The authors, including Berger, MIT graduate student Hyunghoon Cho, and Stanford grad student David Wu, were able to ensure security by employing a technique called secret sharing.

"Secret sharing allows multiple parties to collectively represent a private value that can be revealed if a prespecified number of parties combine their information, but remains hidden otherwise," according to the Nature Biotechnology letter. "Using this technique, private individuals can freely contribute their genomes to the computing parties in our GWAS protocol, without giving anyone access to the raw data."

This is achieved by assigning random numbers to multiple computing parties to allow each to crunch aspects of the data without seeing the underlying genotype, called X for this example. This technique is known as multiparty computational review.

"Sharing all the results together would you give you a sum of all the Xs. Neither server would explicitly observe the value of any one of the Xs," Berger said. "So long as just one of the servers is trustworthy — and that server, mind you, never sees the underlying genotype data," the information cannot be stolen.

This example assumes that only addition is involved. "It turns out that we need to do multiplication for GWAS, and that's more complicated," Berger noted.

To address this, Cho, Wu, and Berger applied a cryptographic technique called Beaver triples, first described in a 1991 paper by computer scientist Donald Beaver. This involves assigning random numbers to three or more computing parties. The values are secretly shared, but together, the results reveal the desired product

"Now, the problem is, when you're doing GWAS, you have a huge matrix. Every individual has a row of that matrix, and we need to generalize," Berger said. Her team came up with a method of generalizing collections of Beaver triples in a way that can handle matrices as large as 1 million SNPs by 1 million individuals.

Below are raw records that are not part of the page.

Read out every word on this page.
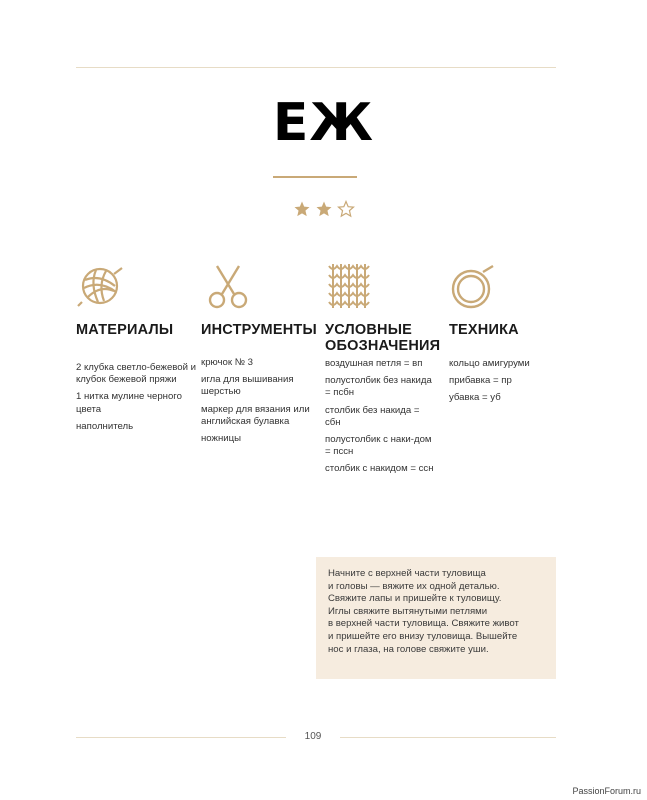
ЕЖ

МАТЕРИАЛЫ
2 клубка светло-бежевой и клубок бежевой пряжи
1 нитка мулине черного цвета
наполнитель
ИНСТРУМЕНТЫ
крючок № 3
игла для вышивания шерстью
маркер для вязания или английская булавка
ножницы
УСЛОВНЫЕ ОБОЗНАЧЕНИЯ
воздушная петля = вп
полустолбик без накида = пcбн
столбик без накида = сбн
полустолбик с наки-дом = пcсн
столбик с накидом = ccн
ТЕХНИКА
кольцо амигуруми
прибавка = пр
убавка = уб

Начните с верхней части туловища

и головы — вяжите их одной деталью.

Свяжите лапы и пришейте к туловищу.

Иглы свяжите вытянутыми петлями

в верхней части туловища. Свяжите живот

и пришейте его внизу туловища. Вышейте

нос и глаза, на голове свяжите уши.

109
PassionForum.ru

"We added more complicated techniques such as another computer party where we can just compute one random seed and then separate servers can compute their random numbers from this seed so we don't have to pass around random numbers all the time," she explained. "We did all of these … clever algorithmic optimizations around the Beaver triples without having to pass so much data around."

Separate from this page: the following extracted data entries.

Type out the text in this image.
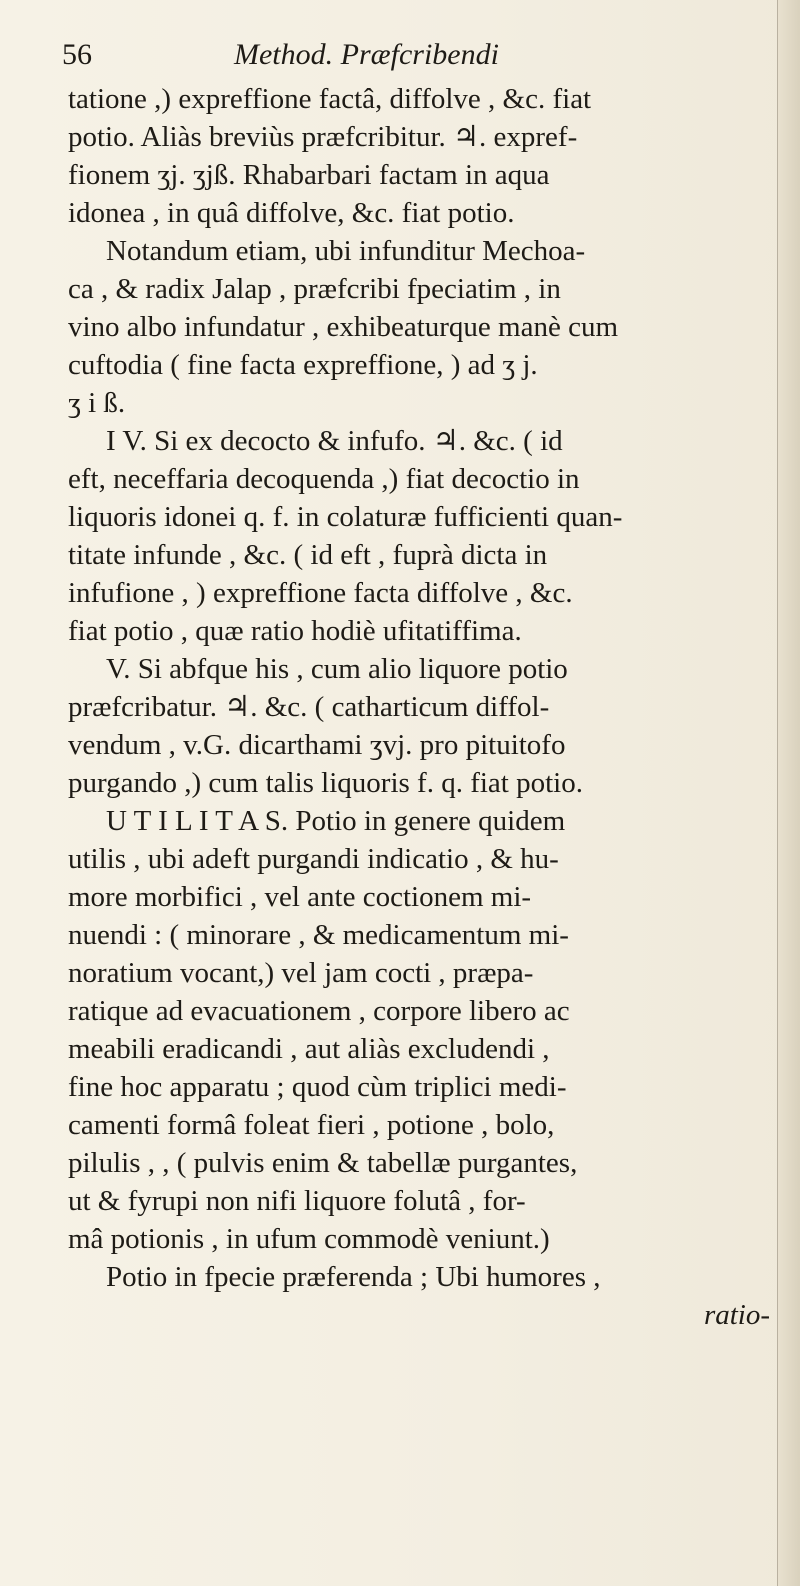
56	Method. Præfcribendi
tatione ,) expreffione factâ, diffolve , &c. fiat
potio. Aliàs breviùs præfcribitur. ♃. expref-
fionem ʒj. ʒjß. Rhabarbari factam in aqua
idonea , in quâ diffolve, &c. fiat potio.
Notandum etiam, ubi infunditur Mechoa-
ca , & radix Jalap , præfcribi fpeciatim , in
vino albo infundatur , exhibeaturque manè cum
cuftodia ( fine facta expreffione, ) ad ʒ j.
ʒ i ß.
I V. Si ex decocto & infufo. ♃. &c. ( id
eft, neceffaria decoquenda ,) fiat decoctio in
liquoris idonei q. f. in colaturæ fufficienti quan-
titate infunde , &c. ( id eft , fuprà dicta in
infufione , ) expreffione facta diffolve , &c.
fiat potio , quæ ratio hodiè ufitatiffima.
V. Si abfque his , cum alio liquore potio
præfcribatur. ♃. &c. ( catharticum diffol-
vendum , v.G. dicarthami ʒvj. pro pituitofo
purgando ,) cum talis liquoris f. q. fiat potio.
U T I L I T A S. Potio in genere quidem
utilis , ubi adeft purgandi indicatio , & hu-
more morbifici , vel ante coctionem mi-
nuendi : ( minorare , & medicamentum mi-
noratium vocant,) vel jam cocti , præpa-
ratique ad evacuationem , corpore libero ac
meabili eradicandi , aut aliàs excludendi ,
fine hoc apparatu ; quod cùm triplici medi-
camenti formâ foleat fieri , potione , bolo,
pilulis , , ( pulvis enim & tabellæ purgantes,
ut & fyrupi non nifi liquore folutâ , for-
mâ potionis , in ufum commodè veniunt.)
Potio in fpecie præferenda ; Ubi humores ,
ratio-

They also applied a technique called randomized principal component analysis for population stratification to help control for different populations. "We're not really dealing with a 1 million-by-1 million matrix," Berger said. Instead, they are sampling from the matrix.

"I think this is a game changer in a lot of ways," Berger said. "Previous cryptographic protocols could not scale, and they couldn't handle population stratification, which is so important for accuracy in genomic studies."

The MIT lab has released the source code for these algorithms. "We are happy to license the software to companies, but it's free for academic or nonprofit use," Berger said. "I would like the software to be used for the advancement of science."

Berger expressed a hope that this technology would unleash greater sharing of genetic information for ever-larger studies. "We want collaboration because it greatly increases the accuracy of the GWAS, and it's just so hard to get a hold of large-scale GWAS studies to inform biomedical investigation," she said.

"I foresee a distributed environment where individuals kind of donate their genomes to science, knowing that [the system] is provably secure," Berger said. This could eventually include consumer sequencing companies like 23andMe and Ancestry collecting blinded genotypes and phenotypes to make available to researchers or, better yet, such firm allowing their customers to designate whether they wanted to share blinded data.

"It opens the door to much more accurate and better GWAS studies," Berger said.